Hillary Clinton Could Make or Break U.S. Dependence on the Tar Sands

David Dodge, the Pembina Institute


An obscure executive order issued by President Lyndon B. Johnson in 1968 has given Secretary of State Hillary Clinton the power to approve or deny a massive oil pipeline between Canada’s controversial tar sands and U.S. oil refineries.

In the coming weeks, the State Department will decide whether to grant a permit for the  1,000-mile Alberta Clipper pipeline, which would be capable of carrying up to 800,000 barels per day of crude oil–or about 8 percent of net U.S. oil imports–from the tar sands in eastern Alberta to refineries on Lake Superior in Wisconsin.

Under current law–rarely invoked, given that oil imports typically arrive in the U.S. by tanker–the Secretary of State must receive all applications for the construction of “pipelines, conveyor belts, and similar facilities for the exportation and importation of petroleum.” If the Secretary finds that granting a permit “would not serve the national interest,” she can deny it.

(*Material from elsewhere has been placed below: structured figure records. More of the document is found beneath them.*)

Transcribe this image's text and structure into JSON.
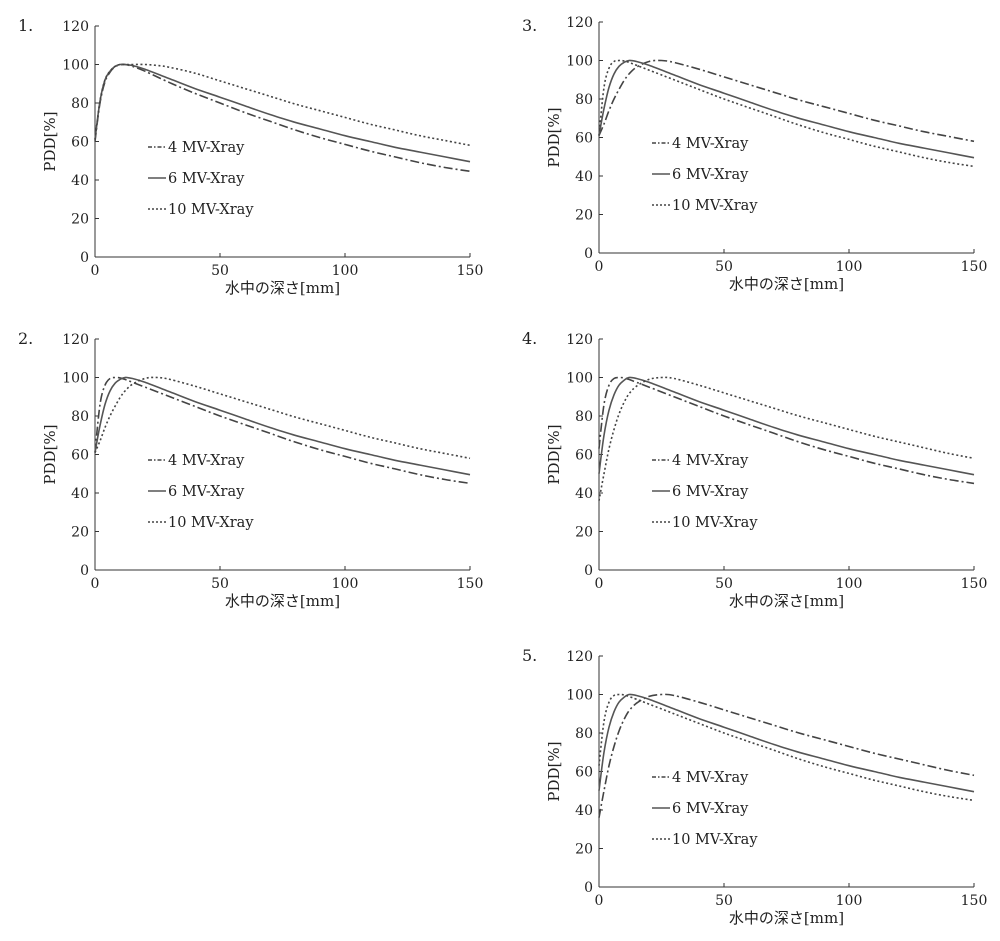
{
  "chart_data": [
    {
      "type": "line",
      "panel_number": "1.",
      "xlabel": "水中の深さ[mm]",
      "ylabel": "PDD[%]",
      "xlim": [
        0,
        150
      ],
      "ylim": [
        0,
        120
      ],
      "xticks": [
        "0",
        "50",
        "100",
        "150"
      ],
      "yticks": [
        "0",
        "20",
        "40",
        "60",
        "80",
        "100",
        "120"
      ],
      "legend_placement": "middle-left",
      "series": [
        {
          "name": "4 MV-Xray",
          "line_style": "dash-dot",
          "x": [
            0,
            2,
            4,
            6,
            8,
            10,
            12,
            15,
            20,
            30,
            40,
            50,
            60,
            70,
            80,
            90,
            100,
            110,
            120,
            130,
            140,
            150
          ],
          "y": [
            60,
            80,
            91,
            96,
            98.8,
            99.8,
            100,
            99,
            96.5,
            90.5,
            85,
            80,
            75,
            70.5,
            66,
            62,
            58.5,
            55,
            52,
            49,
            46.5,
            44.5
          ]
        },
        {
          "name": "6 MV-Xray",
          "line_style": "solid",
          "x": [
            0,
            2,
            4,
            6,
            8,
            10,
            12,
            15,
            20,
            30,
            40,
            50,
            60,
            70,
            80,
            90,
            100,
            110,
            120,
            130,
            140,
            150
          ],
          "y": [
            61,
            81,
            92,
            96.5,
            99,
            100,
            100,
            99.5,
            97.5,
            92.5,
            87.5,
            83,
            78.5,
            74,
            70,
            66.5,
            63,
            60,
            57,
            54.5,
            52,
            49.5
          ]
        },
        {
          "name": "10 MV-Xray",
          "line_style": "dotted",
          "x": [
            0,
            2,
            4,
            6,
            8,
            10,
            12,
            15,
            20,
            25,
            30,
            40,
            50,
            60,
            70,
            80,
            90,
            100,
            110,
            120,
            130,
            140,
            150
          ],
          "y": [
            61,
            81,
            92,
            96.5,
            99,
            100,
            100,
            100,
            100,
            99.5,
            98.5,
            95.5,
            91.5,
            87.5,
            83.5,
            79.5,
            76,
            72.5,
            69,
            66,
            63,
            60.5,
            58
          ]
        }
      ]
    },
    {
      "type": "line",
      "panel_number": "2.",
      "xlabel": "水中の深さ[mm]",
      "ylabel": "PDD[%]",
      "xlim": [
        0,
        150
      ],
      "ylim": [
        0,
        120
      ],
      "xticks": [
        "0",
        "50",
        "100",
        "150"
      ],
      "yticks": [
        "0",
        "20",
        "40",
        "60",
        "80",
        "100",
        "120"
      ],
      "legend_placement": "middle-left",
      "series": [
        {
          "name": "4 MV-Xray",
          "line_style": "dash-dot",
          "x": [
            0,
            2,
            4,
            6,
            8,
            10,
            12,
            15,
            20,
            30,
            40,
            50,
            60,
            70,
            80,
            90,
            100,
            110,
            120,
            130,
            140,
            150
          ],
          "y": [
            61,
            86,
            96,
            99.5,
            100,
            99.8,
            99,
            97.5,
            95,
            90,
            85,
            80,
            75.5,
            71,
            66.5,
            62.5,
            59,
            55.5,
            52.5,
            49.5,
            47,
            45
          ]
        },
        {
          "name": "6 MV-Xray",
          "line_style": "solid",
          "x": [
            0,
            2,
            4,
            6,
            8,
            10,
            12,
            15,
            20,
            30,
            40,
            50,
            60,
            70,
            80,
            90,
            100,
            110,
            120,
            130,
            140,
            150
          ],
          "y": [
            61,
            75,
            86,
            93,
            97,
            99,
            100,
            99.5,
            97.5,
            92.5,
            87.5,
            83,
            78.5,
            74,
            70,
            66.5,
            63,
            60,
            57,
            54.5,
            52,
            49.5
          ]
        },
        {
          "name": "10 MV-Xray",
          "line_style": "dotted",
          "x": [
            0,
            2,
            4,
            6,
            8,
            10,
            12,
            15,
            20,
            25,
            30,
            40,
            50,
            60,
            70,
            80,
            90,
            100,
            110,
            120,
            130,
            140,
            150
          ],
          "y": [
            61,
            67,
            74,
            80,
            85,
            89.5,
            93,
            96.5,
            99.5,
            100,
            99,
            95.5,
            91.5,
            87.5,
            83.5,
            79.5,
            76,
            72.5,
            69,
            66,
            63,
            60.5,
            58
          ]
        }
      ]
    },
    {
      "type": "line",
      "panel_number": "3.",
      "xlabel": "水中の深さ[mm]",
      "ylabel": "PDD[%]",
      "xlim": [
        0,
        150
      ],
      "ylim": [
        0,
        120
      ],
      "xticks": [
        "0",
        "50",
        "100",
        "150"
      ],
      "yticks": [
        "0",
        "20",
        "40",
        "60",
        "80",
        "100",
        "120"
      ],
      "legend_placement": "middle-left",
      "series": [
        {
          "name": "4 MV-Xray",
          "line_style": "dash-dot",
          "x": [
            0,
            2,
            4,
            6,
            8,
            10,
            12,
            15,
            20,
            25,
            30,
            40,
            50,
            60,
            70,
            80,
            90,
            100,
            110,
            120,
            130,
            140,
            150
          ],
          "y": [
            61,
            67,
            74,
            80,
            85,
            89.5,
            93,
            96.5,
            99.5,
            100,
            99,
            95.5,
            91.5,
            87.5,
            83.5,
            79.5,
            76,
            72.5,
            69,
            66,
            63,
            60.5,
            58
          ]
        },
        {
          "name": "6 MV-Xray",
          "line_style": "solid",
          "x": [
            0,
            2,
            4,
            6,
            8,
            10,
            12,
            15,
            20,
            30,
            40,
            50,
            60,
            70,
            80,
            90,
            100,
            110,
            120,
            130,
            140,
            150
          ],
          "y": [
            61,
            75,
            86,
            93,
            97,
            99,
            100,
            99.5,
            97.5,
            92.5,
            87.5,
            83,
            78.5,
            74,
            70,
            66.5,
            63,
            60,
            57,
            54.5,
            52,
            49.5
          ]
        },
        {
          "name": "10 MV-Xray",
          "line_style": "dotted",
          "x": [
            0,
            2,
            4,
            6,
            8,
            10,
            12,
            15,
            20,
            30,
            40,
            50,
            60,
            70,
            80,
            90,
            100,
            110,
            120,
            130,
            140,
            150
          ],
          "y": [
            61,
            86,
            96,
            99.5,
            100,
            99.8,
            99,
            97.5,
            95,
            90,
            85,
            80,
            75.5,
            71,
            66.5,
            62.5,
            59,
            55.5,
            52.5,
            49.5,
            47,
            45
          ]
        }
      ]
    },
    {
      "type": "line",
      "panel_number": "4.",
      "xlabel": "水中の深さ[mm]",
      "ylabel": "PDD[%]",
      "xlim": [
        0,
        150
      ],
      "ylim": [
        0,
        120
      ],
      "xticks": [
        "0",
        "50",
        "100",
        "150"
      ],
      "yticks": [
        "0",
        "20",
        "40",
        "60",
        "80",
        "100",
        "120"
      ],
      "legend_placement": "middle-left",
      "series": [
        {
          "name": "4 MV-Xray",
          "line_style": "dash-dot",
          "x": [
            0,
            2,
            4,
            6,
            8,
            10,
            12,
            15,
            20,
            30,
            40,
            50,
            60,
            70,
            80,
            90,
            100,
            110,
            120,
            130,
            140,
            150
          ],
          "y": [
            63,
            86,
            96,
            99.5,
            100,
            99.8,
            99,
            97.5,
            95,
            90,
            85,
            80,
            75.5,
            71,
            66.5,
            62.5,
            59,
            55.5,
            52.5,
            49.5,
            47,
            45
          ]
        },
        {
          "name": "6 MV-Xray",
          "line_style": "solid",
          "x": [
            0,
            2,
            4,
            6,
            8,
            10,
            12,
            15,
            20,
            30,
            40,
            50,
            60,
            70,
            80,
            90,
            100,
            110,
            120,
            130,
            140,
            150
          ],
          "y": [
            50,
            70,
            83,
            91,
            96,
            98.5,
            100,
            99.5,
            97.5,
            92.5,
            87.5,
            83,
            78.5,
            74,
            70,
            66.5,
            63,
            60,
            57,
            54.5,
            52,
            49.5
          ]
        },
        {
          "name": "10 MV-Xray",
          "line_style": "dotted",
          "x": [
            0,
            2,
            4,
            6,
            8,
            10,
            12,
            15,
            20,
            25,
            30,
            40,
            50,
            60,
            70,
            80,
            90,
            100,
            110,
            120,
            130,
            140,
            150
          ],
          "y": [
            36,
            50,
            63,
            73,
            81,
            87,
            91.5,
            95.5,
            99,
            100,
            99.5,
            96,
            92,
            88,
            84,
            80,
            76.5,
            73,
            69.5,
            66.5,
            63.5,
            60.5,
            58
          ]
        }
      ]
    },
    {
      "type": "line",
      "panel_number": "5.",
      "xlabel": "水中の深さ[mm]",
      "ylabel": "PDD[%]",
      "xlim": [
        0,
        150
      ],
      "ylim": [
        0,
        120
      ],
      "xticks": [
        "0",
        "50",
        "100",
        "150"
      ],
      "yticks": [
        "0",
        "20",
        "40",
        "60",
        "80",
        "100",
        "120"
      ],
      "legend_placement": "middle-left",
      "series": [
        {
          "name": "4 MV-Xray",
          "line_style": "dash-dot",
          "x": [
            0,
            2,
            4,
            6,
            8,
            10,
            12,
            15,
            20,
            25,
            30,
            40,
            50,
            60,
            70,
            80,
            90,
            100,
            110,
            120,
            130,
            140,
            150
          ],
          "y": [
            36,
            50,
            63,
            73,
            81,
            87,
            91.5,
            95.5,
            99,
            100,
            99.5,
            96,
            92,
            88,
            84,
            80,
            76.5,
            73,
            69.5,
            66.5,
            63.5,
            60.5,
            58
          ]
        },
        {
          "name": "6 MV-Xray",
          "line_style": "solid",
          "x": [
            0,
            2,
            4,
            6,
            8,
            10,
            12,
            15,
            20,
            30,
            40,
            50,
            60,
            70,
            80,
            90,
            100,
            110,
            120,
            130,
            140,
            150
          ],
          "y": [
            50,
            70,
            83,
            91,
            96,
            98.5,
            100,
            99.5,
            97.5,
            92.5,
            87.5,
            83,
            78.5,
            74,
            70,
            66.5,
            63,
            60,
            57,
            54.5,
            52,
            49.5
          ]
        },
        {
          "name": "10 MV-Xray",
          "line_style": "dotted",
          "x": [
            0,
            2,
            4,
            6,
            8,
            10,
            12,
            15,
            20,
            30,
            40,
            50,
            60,
            70,
            80,
            90,
            100,
            110,
            120,
            130,
            140,
            150
          ],
          "y": [
            63,
            86,
            96,
            99.5,
            100,
            99.8,
            99,
            97.5,
            95,
            90,
            85,
            80,
            75.5,
            71,
            66.5,
            62.5,
            59,
            55.5,
            52.5,
            49.5,
            47,
            45
          ]
        }
      ]
    }
  ]
}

This week, the Sierra Club will launch a campaign to pressure Clinton to oppose the project as a climate boondoggle that would lock the United States into purchasing dirty oil for decades. Mining and refining oil from the tar sands emits roughly twice as much greenhouse gas as producing traditional oil. Canada is already the U.S.’ top foreign oil supplier and is expected to provide an even larger share as the U.S. looks for a stable energy source closer to home.

The Sierra Club’s director of environmental law, Pat Gallagher, notes that the executive order provides “absolutely no guidelines or any kind of process to decide what is in the ‘national interest.'” So how to weigh energy security against climate security–and of course, personal political security–will be up to Clinton.